Then Simpson came in with a golf club in his hand.
“Great Scott,” he shouted, “you’re not still in bed?”
“I am not. This is telepathic suggestion. You think I’m in bed; I appear to be in bed; in reality there is no bed here. Do go away—I haven’t had a wink of sleep yet.”
“But, man, look at the lovely morning!”
“Simpson,” I said sternly, rolling up the sleeves of my pyjamas with great deliberation, “I have had one visitor already to-day. His corpse is now in the candlestick. It is an omen, Simpson.”
“I thought you’d like to come outside with me, and I’d show you my swing.”
“Yes, yes, I shall like to see that, but after breakfast, Simpson. I suppose one of the gardeners put it up for you? You must show me your box of soldiers and your tricycle horse, too. But run away now, there’s a good boy.”
“My golf-swing, idiot.”
I sat up in bed and stared at him in sheer amazement. For a long time words wouldn’t come to me. Simpson backed nervously to the door.
“I saw the Coronation,” I said at last, and I dropped back on my pillow and went to sleep.
. . . . . .
“I feel very important,” said Archie, coming on to the lawn where Myra and I were playing a quiet game of bowls with the croquet balls. “I’ve been paying the wages.”
“Archie and I do hate it so,” said Dahlia. “I’m luckier, because I only pay mine once a month.”
“It would be much nicer if they did it for love,” said Archie, “and just accepted a tie-pin occasionally. I never know what to say when I hand a man eighteen-and-six.”
“Here’s eighteen-and-six,” I suggested, “and don’t bite the half-sovereign, because it may be bad.”
“You should shake his hand,” said Myra, “and say, ’Thank you very much for the azaleas.’”
“Or you might wrap the money up in paper and leave it for him in one of the beds.”
“And then you’d know whether he had made it properly.”
“Well, you’re all very helpful,” said Archie. “Thank you extremely. Where are the others? It’s a pity that they should be left out of this.”

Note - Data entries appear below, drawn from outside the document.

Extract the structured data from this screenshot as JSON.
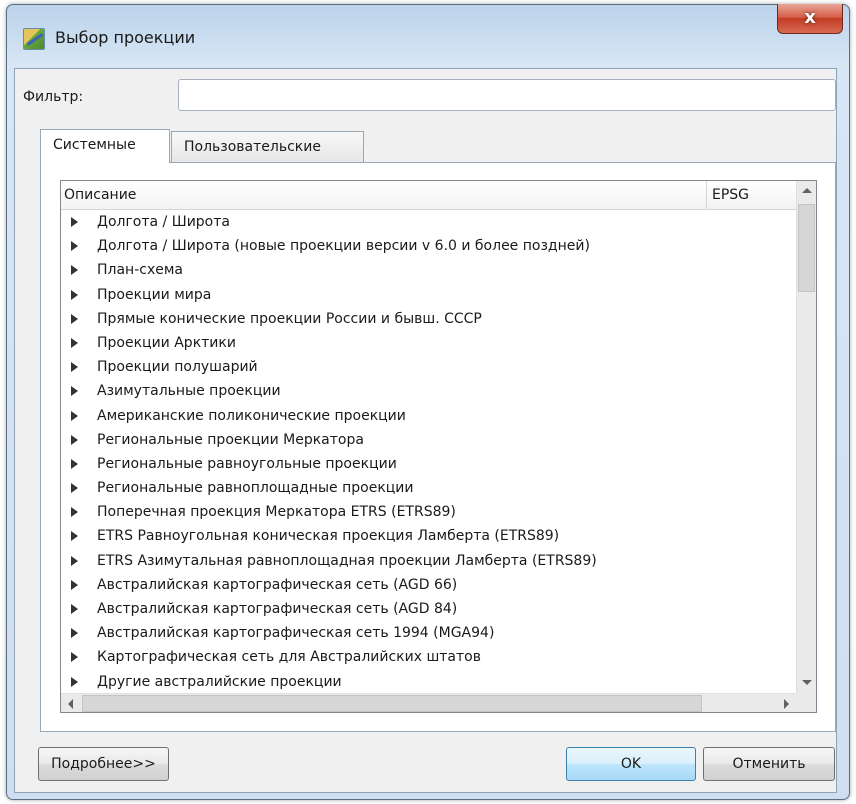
{
  "window": {
    "title": "Выбор проекции",
    "close_label": "x"
  },
  "filter": {
    "label": "Фильтр:",
    "value": "",
    "placeholder": ""
  },
  "tabs": [
    {
      "label": "Системные",
      "active": true
    },
    {
      "label": "Пользовательские",
      "active": false
    }
  ],
  "tree": {
    "columns": [
      "Описание",
      "EPSG"
    ],
    "rows": [
      "Долгота / Широта",
      "Долгота / Широта (новые проекции версии v 6.0 и более поздней)",
      "План-схема",
      "Проекции мира",
      "Прямые конические проекции России и бывш. СССР",
      "Проекции Арктики",
      "Проекции полушарий",
      "Азимутальные проекции",
      "Американские поликонические проекции",
      "Региональные проекции Меркатора",
      "Региональные равноугольные проекции",
      "Региональные равноплощадные проекции",
      "Поперечная проекция Меркатора ETRS (ETRS89)",
      "ETRS Равноугольная коническая проекция Ламберта (ETRS89)",
      "ETRS Азимутальная равноплощадная проекции Ламберта (ETRS89)",
      "Австралийская картографическая сеть (AGD 66)",
      "Австралийская картографическая сеть (AGD 84)",
      "Австралийская картографическая сеть 1994 (MGA94)",
      "Картографическая сеть для Австралийских штатов",
      "Другие австралийские проекции"
    ]
  },
  "buttons": {
    "more": "Подробнее>>",
    "ok": "OK",
    "cancel": "Отменить"
  },
  "colors": {
    "frame": "#c9dcef",
    "close": "#c23c23",
    "ok_button": "#bee6fd"
  }
}
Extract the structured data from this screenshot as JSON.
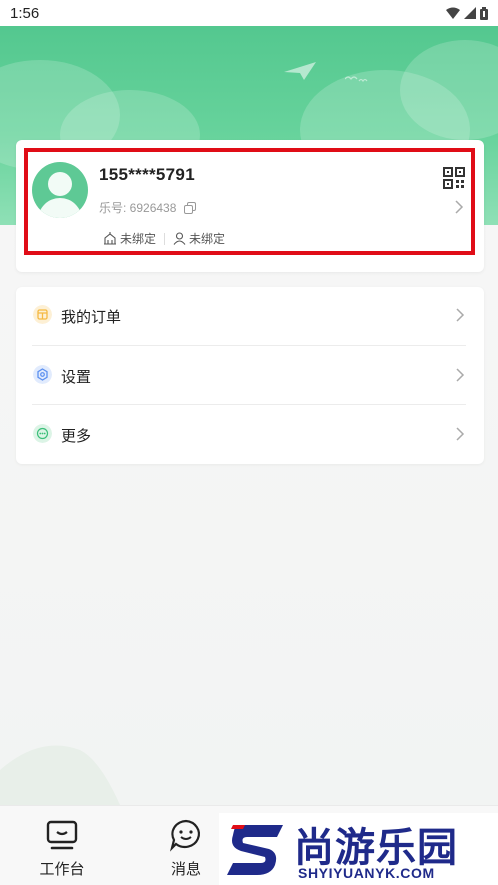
{
  "status_bar": {
    "time": "1:56"
  },
  "profile": {
    "phone": "155****5791",
    "uid_label": "乐号: 6926438",
    "bind_items": [
      "未绑定",
      "未绑定"
    ]
  },
  "menu": [
    {
      "label": "我的订单",
      "icon": "order-icon",
      "color": "#f5b942"
    },
    {
      "label": "设置",
      "icon": "settings-icon",
      "color": "#5b8ff0"
    },
    {
      "label": "更多",
      "icon": "more-icon",
      "color": "#3cbf7a"
    }
  ],
  "bottom_nav": [
    {
      "label": "工作台",
      "icon": "workbench-icon"
    },
    {
      "label": "消息",
      "icon": "message-icon"
    }
  ],
  "watermark": {
    "cn": "尚游乐园",
    "en": "SHYIYUANYK.COM"
  },
  "colors": {
    "brand_green": "#5ec995",
    "highlight_red": "#e00d17",
    "watermark_blue": "#1f2a8a"
  }
}
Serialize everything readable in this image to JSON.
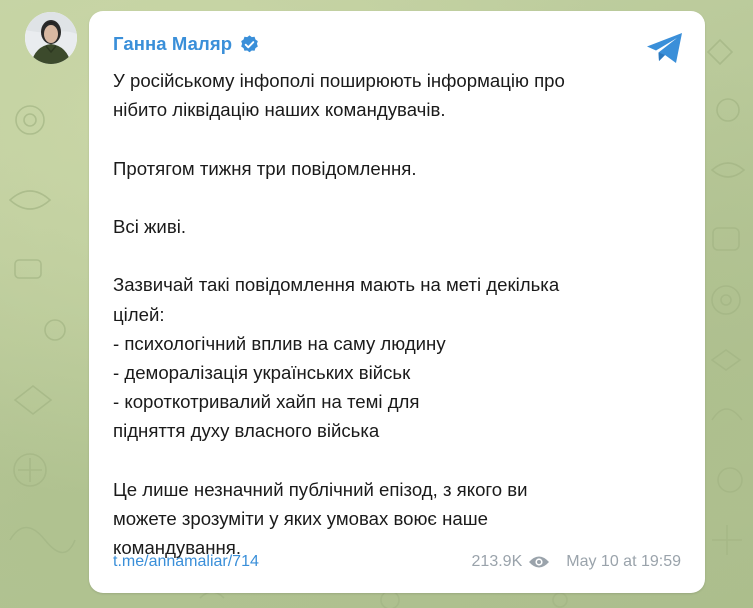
{
  "post": {
    "author": "Ганна Маляр",
    "paragraphs": [
      [
        "У російському інфополі поширюють інформацію про",
        "нібито ліквідацію наших командувачів."
      ],
      [
        "Протягом тижня три повідомлення."
      ],
      [
        "Всі живі."
      ],
      [
        "Зазвичай такі повідомлення мають на меті декілька",
        "цілей:",
        "- психологічний вплив на саму людину",
        "- деморалізація українських військ",
        "- короткотривалий хайп на темі для",
        "підняття духу власного війська"
      ],
      [
        "Це лише незначний публічний епізод, з якого ви",
        "можете зрозуміти у яких умовах воює наше",
        "командування."
      ]
    ],
    "link": "t.me/annamaliar/714",
    "views": "213.9K",
    "date": "May 10 at 19:59"
  },
  "colors": {
    "accent": "#3a8fd9",
    "text": "#1a1a1a",
    "muted": "#9aa3ab",
    "bubble": "#ffffff",
    "background": "#b7c89a"
  },
  "icons": {
    "avatar": "author-avatar",
    "verified": "verified-badge-icon",
    "share": "telegram-share-icon",
    "views": "eye-icon"
  }
}
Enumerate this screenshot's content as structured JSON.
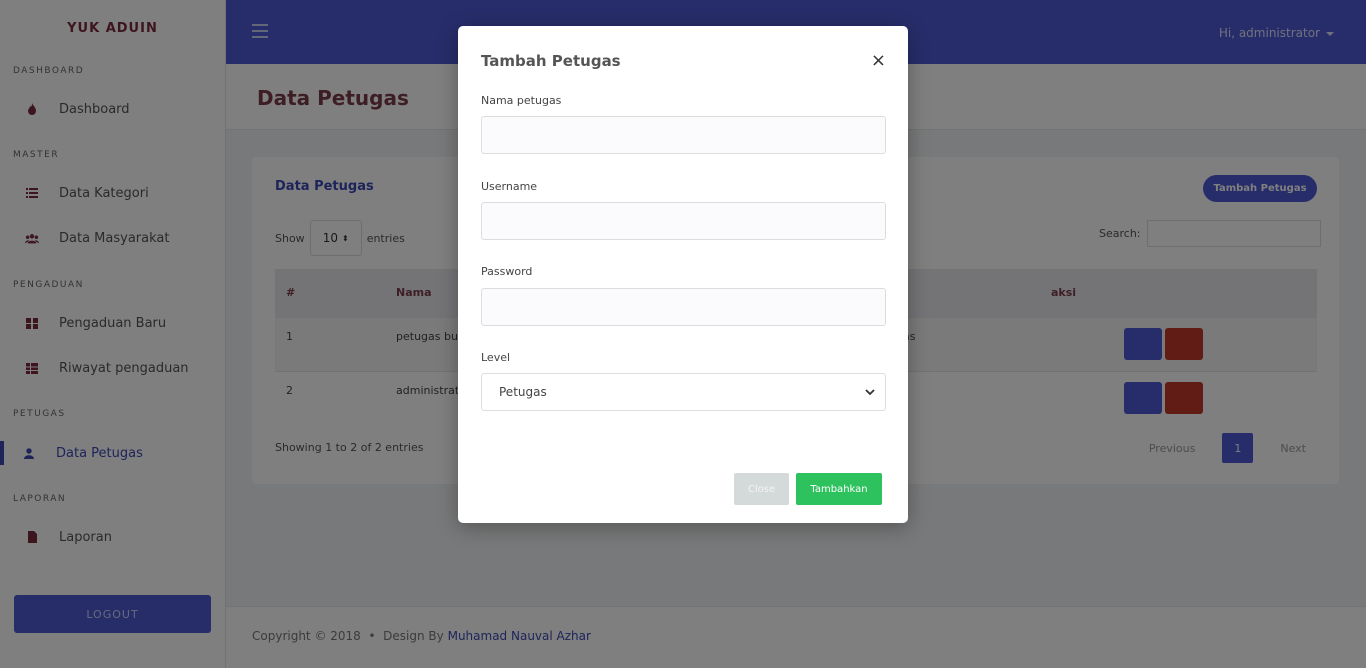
{
  "sidebar": {
    "brand": "YUK ADUIN",
    "sections": {
      "dashboard": "DASHBOARD",
      "master": "MASTER",
      "pengaduan": "PENGADUAN",
      "petugas": "PETUGAS",
      "laporan": "LAPORAN"
    },
    "items": [
      {
        "label": "Dashboard",
        "icon": "fire-icon"
      },
      {
        "label": "Data Kategori",
        "icon": "list-icon"
      },
      {
        "label": "Data Masyarakat",
        "icon": "users-icon"
      },
      {
        "label": "Pengaduan Baru",
        "icon": "grid-icon"
      },
      {
        "label": "Riwayat pengaduan",
        "icon": "table-icon"
      },
      {
        "label": "Data Petugas",
        "icon": "user-icon"
      },
      {
        "label": "Laporan",
        "icon": "file-icon"
      }
    ],
    "logout": "LOGOUT"
  },
  "topbar": {
    "user": "Hi, administrator"
  },
  "page": {
    "title": "Data Petugas"
  },
  "card": {
    "title": "Data Petugas",
    "add_button": "Tambah Petugas",
    "show_label": "Show",
    "entries_value": "10",
    "entries_label": "entries",
    "search_label": "Search:",
    "columns": [
      "#",
      "Nama",
      "",
      "l",
      "aksi"
    ],
    "rows": [
      {
        "no": "1",
        "nama": "petugas bu",
        "level": "gas"
      },
      {
        "no": "2",
        "nama": "administrat",
        "level": "n"
      }
    ],
    "info": "Showing 1 to 2 of 2 entries",
    "pager": {
      "prev": "Previous",
      "page": "1",
      "next": "Next"
    }
  },
  "footer": {
    "copyright": "Copyright © 2018",
    "sep": "•",
    "design_by": "Design By",
    "author": "Muhamad Nauval Azhar"
  },
  "modal": {
    "title": "Tambah Petugas",
    "close_glyph": "×",
    "fields": {
      "nama": {
        "label": "Nama petugas",
        "value": ""
      },
      "username": {
        "label": "Username",
        "value": ""
      },
      "password": {
        "label": "Password",
        "value": ""
      },
      "level": {
        "label": "Level",
        "value": "Petugas"
      }
    },
    "close_button": "Close",
    "submit_button": "Tambahkan"
  },
  "colors": {
    "primary": "#4e5ad4",
    "success": "#2ec25f",
    "danger": "#c0392b",
    "brand": "#7b2b3c"
  }
}
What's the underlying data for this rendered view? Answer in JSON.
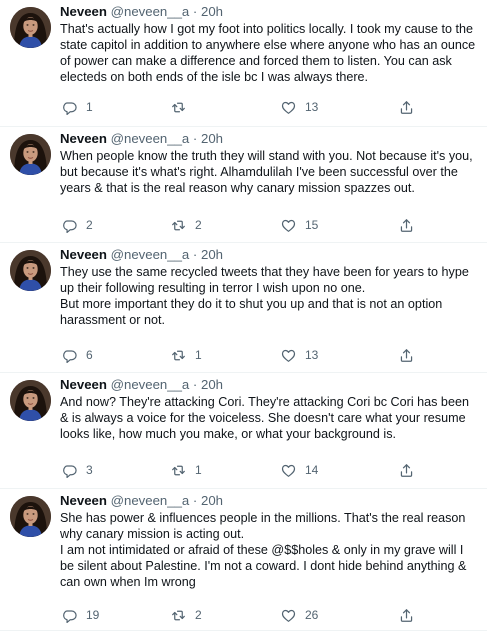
{
  "tweets": [
    {
      "name": "Neveen",
      "handle": "@neveen__a",
      "time": "20h",
      "lines": [
        "That's actually how I got my foot into politics locally. I took my cause to the state capitol in addition to anywhere else where anyone who has an ounce of power can make a difference and forced them to listen. You can ask electeds on both ends of the isle bc I was always there."
      ],
      "replies": "1",
      "retweets": "",
      "likes": "13"
    },
    {
      "name": "Neveen",
      "handle": "@neveen__a",
      "time": "20h",
      "lines": [
        "When people know the truth they will stand with you. Not because it's you, but because it's what's right. Alhamdulilah I've been successful over the years & that is the real reason why canary mission spazzes out."
      ],
      "replies": "2",
      "retweets": "2",
      "likes": "15"
    },
    {
      "name": "Neveen",
      "handle": "@neveen__a",
      "time": "20h",
      "lines": [
        "They use the same recycled tweets that they have been for years to hype up their following resulting in terror I wish upon no one.",
        "But more important they do it to shut you up and that is not an option harassment or not."
      ],
      "replies": "6",
      "retweets": "1",
      "likes": "13"
    },
    {
      "name": "Neveen",
      "handle": "@neveen__a",
      "time": "20h",
      "lines": [
        "And now? They're attacking Cori. They're attacking Cori bc Cori has been & is always a voice for the voiceless. She doesn't care what your resume looks like, how much you make, or what your background is."
      ],
      "replies": "3",
      "retweets": "1",
      "likes": "14"
    },
    {
      "name": "Neveen",
      "handle": "@neveen__a",
      "time": "20h",
      "lines": [
        "She has power & influences people in the millions. That's the real reason why canary mission is acting out.",
        "I am not intimidated or afraid of these @$$holes & only in my grave will I be silent about Palestine. I'm not a coward. I dont hide behind anything & can own when Im wrong"
      ],
      "replies": "19",
      "retweets": "2",
      "likes": "26"
    }
  ],
  "icons": {
    "reply": "reply-icon",
    "retweet": "retweet-icon",
    "like": "like-icon",
    "share": "share-icon"
  },
  "colors": {
    "text": "#0f1419",
    "secondary": "#536471",
    "divider": "#eff3f4"
  }
}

“Simpson disappeared after breakfast with his golf-clubs. He is in high dudgeon—which is the surname of a small fish—because no one wanted to see his swing.”
“Oh, but I do,” said Dahlia eagerly. “Where is he?”
“We will track him down,” announced Archie. “I will go to the stables, unchain the truffle-hounds, and show them one of his reversible cuffs.”
We found Simpson in the pig-sty. The third hole, as he was planning it out for Archie, necessitated the carrying of the farm buildings, which he described as a natural hazard. Unfortunately, his ball had fallen into a casual pig-sty. It had not yet been decided whether the ball could be picked out without penalty—the more immediate need being to find the blessed thing. So Simpson was in the pig-sty, searching.